Mark your calendars! The Colonnades dining hall recently announced that it will be serving a steak and lobster dinner on Tuesday, Sept. 12. And who isn't excited for that? Steak and lobster sounds almost better than a home-cooked meal. With Elon University’s revamped dining program, the university has just about everything we could want.
With so many nice things, it is easy to get trapped in the “Elon bubble” and forget about what is happening all around us. There is a distinct line between our perfect safe haven of privilege and the economic hardships of Alamance County. With a poverty rate of 18.9 percent, too many families do not know where their next meal is coming from.
The average yearly income of a household in Alamance County is $41,814. The cost of attending Elon this year is $46,142. These families could not afford to send their child here for even one year. Most of us come for four.
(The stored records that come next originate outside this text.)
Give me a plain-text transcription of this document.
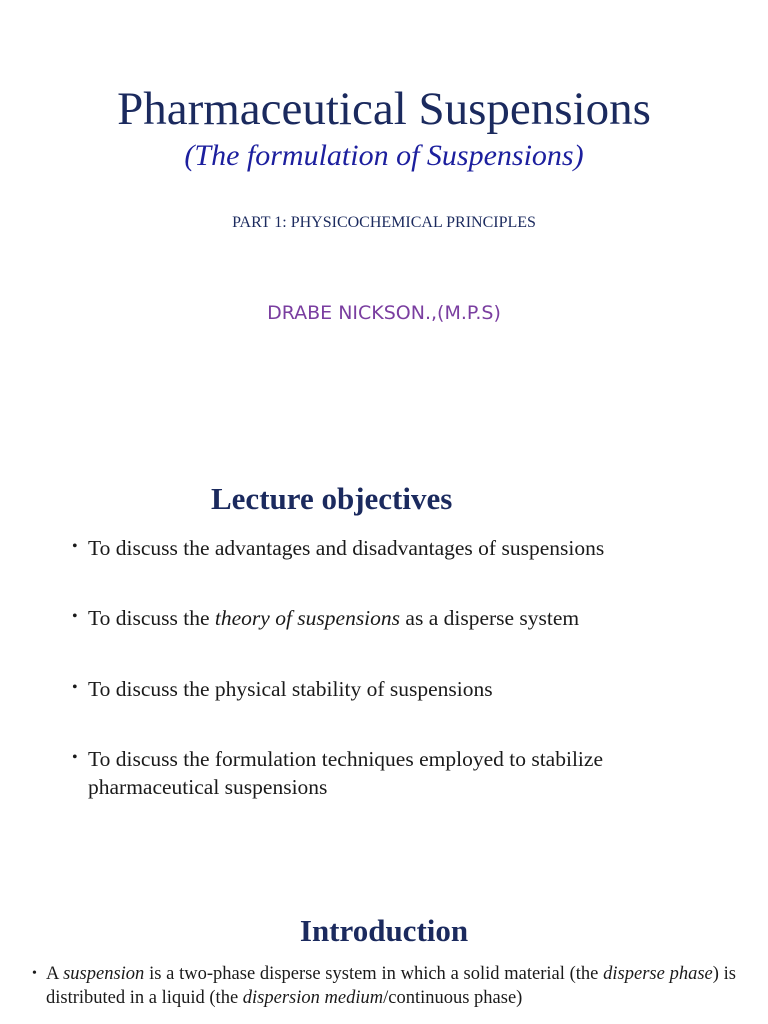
Pharmaceutical Suspensions
(The formulation of Suspensions)
PART 1: PHYSICOCHEMICAL PRINCIPLES
DRABE NICKSON.,(M.P.S)
Lecture objectives
• To discuss the advantages and disadvantages of suspensions
• To discuss the theory of suspensions as a disperse system
• To discuss the physical stability of suspensions
• To discuss the formulation techniques employed to stabilize pharmaceutical suspensions
Introduction
• A suspension is a two-phase disperse system in which a solid material (the disperse phase) is distributed in a liquid (the dispersion medium/continuous phase)
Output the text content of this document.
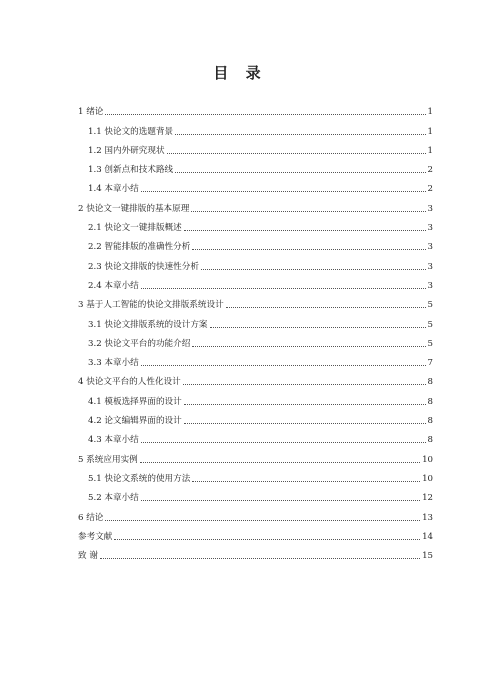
目 录
1 绪论	1
1.1 快论文的选题背景	1
1.2 国内外研究现状	1
1.3 创新点和技术路线	2
1.4 本章小结	2
2 快论文一键排版的基本原理	3
2.1 快论文一键排版概述	3
2.2 智能排版的准确性分析	3
2.3 快论文排版的快速性分析	3
2.4 本章小结	3
3 基于人工智能的快论文排版系统设计	5
3.1 快论文排版系统的设计方案	5
3.2 快论文平台的功能介绍	5
3.3 本章小结	7
4 快论文平台的人性化设计	8
4.1 模板选择界面的设计	8
4.2 论文编辑界面的设计	8
4.3 本章小结	8
5 系统应用实例	10
5.1 快论文系统的使用方法	10
5.2 本章小结	12
6 结论	13
参考文献	14
致 谢	15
Don't get me wrong, I love Elon and the university does make efforts to help the community. With resources and outreach efforts from the Kernodle Center for Service Learning and Community Engagement, Elon provides food, education and other resources to those in need while helping students develop ethics of service.
Unfortunately, too many students do not know about these efforts. We have trapped ourselves in the bubble of our own experience on this beautiful campus. And although this campus is filled with nice things — high-end technology, free coffee on Tuesdays, a swan to admire on the lake, a free Starbucks machine in the dining hall, study programs to Disney World — we are approaching a thin line between what is nice and what is over the top. We spend a lot of time talking about privilege, yet here we are as the pinnacle of the idea.
There are people living in poverty not far beyond Elon’s perfectly manicured lawns. But most of us don't even realize it. We don't know how to help with service projects, but in reality, it is so easy to start getting involved. Elon Volunteers is always thrilled to have new hands on deck, and with programs like “Get on the Bus,” you don't even have to spend hours planning ahead. All you do is get on the BioBus on a Friday afternoon, and you will be on your way with other likeminded students to a service event. We often do not realize how much of a difference we can make, but, we do know what is for dinner in a couple of weeks.
Because for people like us, lobster is always on the menu.